The village of Aharen, on the west coast of Tokashiki Island, is caught in a time warp, one that starts the moment you board the hour long ride on the ferry from Port Tomari in the capital Naha. It is like you are crossing the moat to another part of your life, one left behind by the busy-ness of life. There is just one elementary school and one road that leads out of the village into the wooded hills, so for most of the day, it is largely vehicle free.

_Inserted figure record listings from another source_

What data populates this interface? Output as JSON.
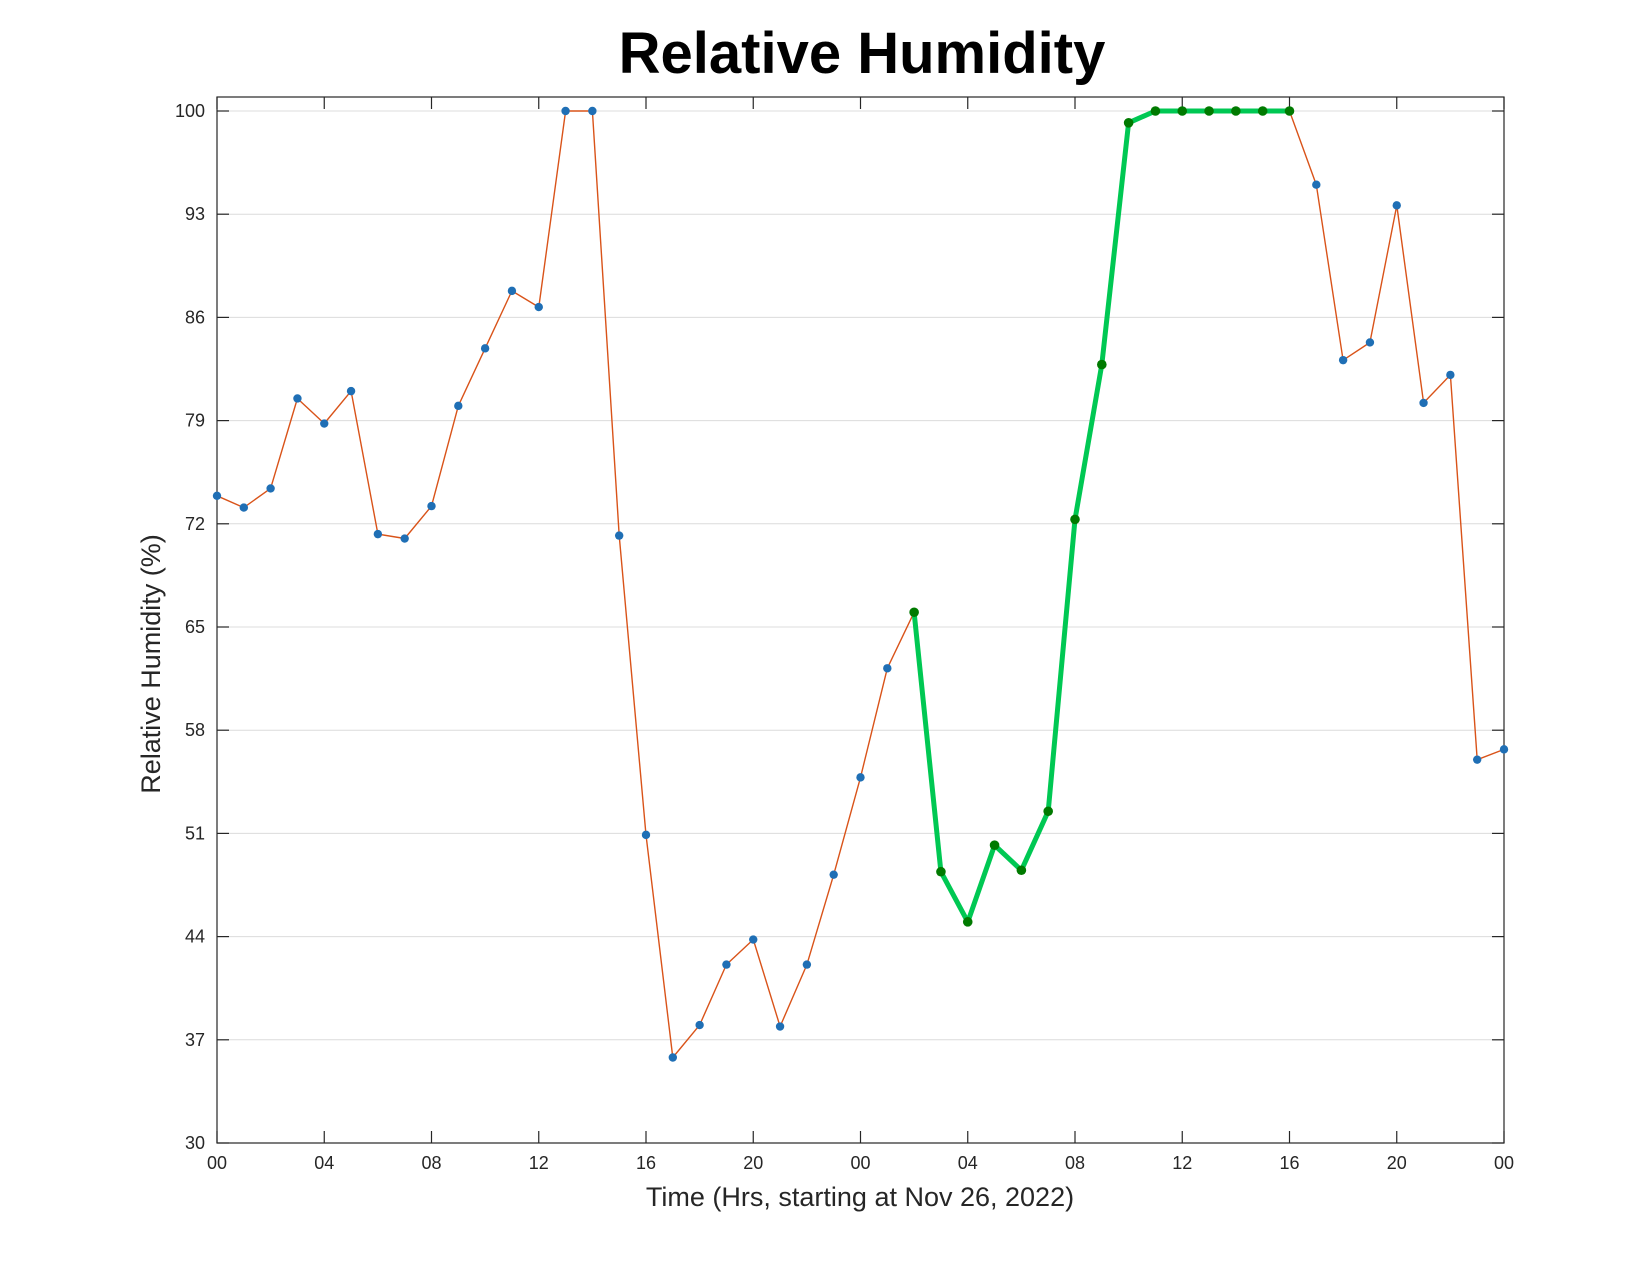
{
  "chart_data": {
    "type": "line",
    "title": "Relative Humidity",
    "xlabel": "Time (Hrs, starting at Nov 26, 2022)",
    "ylabel": "Relative Humidity (%)",
    "xlim": [
      0,
      48
    ],
    "ylim": [
      30,
      100
    ],
    "x_ticks": [
      0,
      4,
      8,
      12,
      16,
      20,
      24,
      28,
      32,
      36,
      40,
      44,
      48
    ],
    "x_tick_labels": [
      "00",
      "04",
      "08",
      "12",
      "16",
      "20",
      "00",
      "04",
      "08",
      "12",
      "16",
      "20",
      "00"
    ],
    "y_ticks": [
      30,
      37,
      44,
      51,
      58,
      65,
      72,
      79,
      86,
      93,
      100
    ],
    "y_tick_labels": [
      "30",
      "37",
      "44",
      "51",
      "58",
      "65",
      "72",
      "79",
      "86",
      "93",
      "100"
    ],
    "grid": "horizontal",
    "series": [
      {
        "color": "#d95319",
        "marker_color": "#1f6fb5",
        "x": [
          0,
          1,
          2,
          3,
          4,
          5,
          6,
          7,
          8,
          9,
          10,
          11,
          12,
          13,
          14,
          15,
          16,
          17,
          18,
          19,
          20,
          21,
          22,
          23,
          24,
          25,
          26,
          27,
          28,
          29,
          30,
          31,
          32,
          33,
          34,
          35,
          36,
          37,
          38,
          39,
          40,
          41,
          42,
          43,
          44,
          45,
          46,
          47,
          48
        ],
        "y": [
          73.9,
          73.1,
          74.4,
          80.5,
          78.8,
          81.0,
          71.3,
          71.0,
          73.2,
          80.0,
          83.9,
          87.8,
          86.7,
          100,
          100,
          71.2,
          50.9,
          35.8,
          38.0,
          42.1,
          43.8,
          37.9,
          42.1,
          48.2,
          54.8,
          62.2,
          66.0,
          48.4,
          45.0,
          50.2,
          48.5,
          52.5,
          72.3,
          82.8,
          99.2,
          100,
          100,
          100,
          100,
          100,
          100,
          95.0,
          83.1,
          84.3,
          93.6,
          80.2,
          82.1,
          56.0,
          56.7
        ]
      },
      {
        "color": "#00c853",
        "marker_color": "#007a00",
        "x": [
          26,
          27,
          28,
          29,
          30,
          31,
          32,
          33,
          34,
          35,
          36,
          37,
          38,
          39,
          40
        ],
        "y": [
          66.0,
          48.4,
          45.0,
          50.2,
          48.5,
          52.5,
          72.3,
          82.8,
          99.2,
          100,
          100,
          100,
          100,
          100,
          100
        ]
      }
    ]
  }
}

It is however by no means a surfing or hippie town, despite all the locals bearing a healthy caramel hue from the sun and the visitors from the big smoke being pasty white. There were no waves to speak of when I visited in September, so the picture post card of still turquoise and cerulean blue waters is an apt description. The coral reef is within swimming distance from the beach, but it is best to go on a guided half day kayak and snorkel adventure with Islands Trip adventures. The dramatic grottoes, soaring cliffs, twenty meter deep crystal clear visibility and the small islands that dot the bay make it a photographer’s delight.

Tokashiki Island, otherwise known as Tokashiki son in the Kerama Isles, is a quiet, wooded island, beautiful and solitary at the same time, a place left behind by modernity. Just past the village there is what looks like to be an abandoned aquarium, with empty concrete fish tanks and slightly overgrown paths, a ghost of its former self. It makes you wonder what the place would have been like in its heyday. For people who would like time for reflection during their vacation away from noise of the city, this sense of seclusion, is part of its charm.

In the center of this village there is an old lady at a beach shack that has been making Okinawan Soba noodles with love for over forty years. At night Barack Izakaya serves as an informal hub for the community with their homely style of Tonkatsu served by a traditional Okinawan husband and wife team.

There is accommodation to suit all tastes in this village, from the slightly threadbare looking beachside campsite run by the youth hostel, to the homely Southern Cross pension with ocean views from the ensuite bathroom. At the top end Kerama Terrace resort offers panoramic views of the beach and fine Japanese and French cuisine, while Half Time offers simple tatami rooms with an American themed outdoor courtyard.

Kerama Airport (KJP) is the closest airport from Aharen village, however most visitors come here by ferry and bus from Naha.